Open montallban opened 4 years ago
I worked through this tutorial on q learning. Then I figured out discretization on my own and solved the cart pole problem. I then adapted this for MountainCart. I believe at some point i changed the Q learning algorithm to what we learned in class as the implementation from that tutorial wasn't working for mountain cart.
Sorry about the readability, I just pushed the code I was playing around with and haven't made it human readable. I'll go back through and clean the code up.
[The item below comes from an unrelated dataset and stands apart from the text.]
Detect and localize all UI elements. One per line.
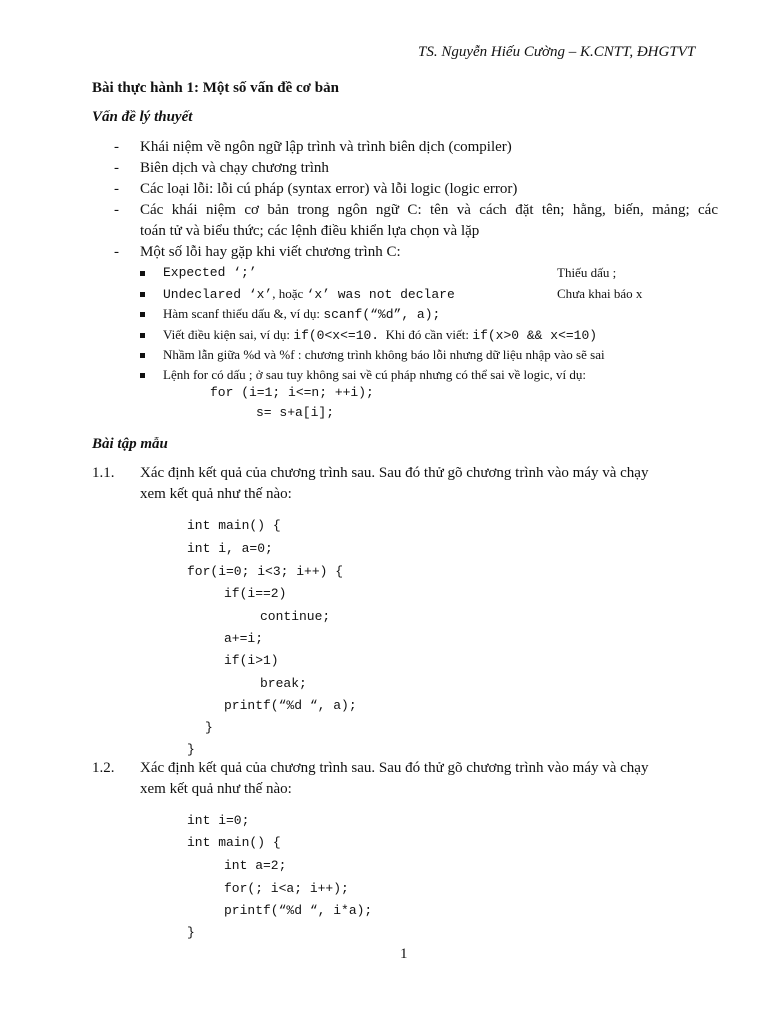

As for changing this to implement eligibility traces, you would need to change the train() method to use eligibility traces instead of raw q learning, and maybe also change the .evaluate() method if eligibility traces change more than just the q table.
Here's some vaguely pseudo code of the train method.
def train(self):
streak = 0
max_iterations = 10000
loop while episodes are less than max or conditions are met
update hyperperameters
reset gym ai state
run the simulation until complete
# save the old state
angle_old, velocity_old = angle, velocity
# either do something random or do the models best predicted action
if random.uniform(0, 1) < self.epsilon:
action = self.env.action_space.sample() # Explore action space
else:
action = np.argmax(self.q_table[angle_old][velocity_old]) # Exploit learned values
# run the simulation
next_state, reward, done, info = self.env.step(action)
# convert the continueous state data to discrete data
angle, velocity = self.bin_data(next_state)
# update the q learning model
next_max = np.max(self.q_table[angle][velocity_new])
old_value = self.q_table[angle_old][velocity_old][action]
self.q_table[angle_old][velocity_old][action] += self.alpha * (reward + self.gamma * next_max - old_value)
# get ready for next loop
state = next_state
epochs += 1
# The rest of the code are arbitrary conditions that signal the model is trained
# I was playing around with them and these conditions seem to yield good results most of the time
# Feel free to play around with this as much as youd like
if epochs < 130:
streak += 1
else:
streak = 0
if streak > 2:
print("Found Streak at Episode: " + str(episode))
break
if epochs < 100:
print("Optimal Detected")
# break
# Print progress bar and then add data to graph
if episode % (max_iterations / 10) == 0:
# print("Training " + str(i / max_iterations * 100) + "% Complete.")
pass
self.convergence_graph.append(epochs)
Have you done something like this before? I'm trying to understand it and see what it's doing. The comments are a bit sparse so it hasn't been exactly easy. Perhaps you can lead me through at some point? What will I have to change in order to implement eligibility traces?
Edit: Really, I think just seeing the pseudocode would help.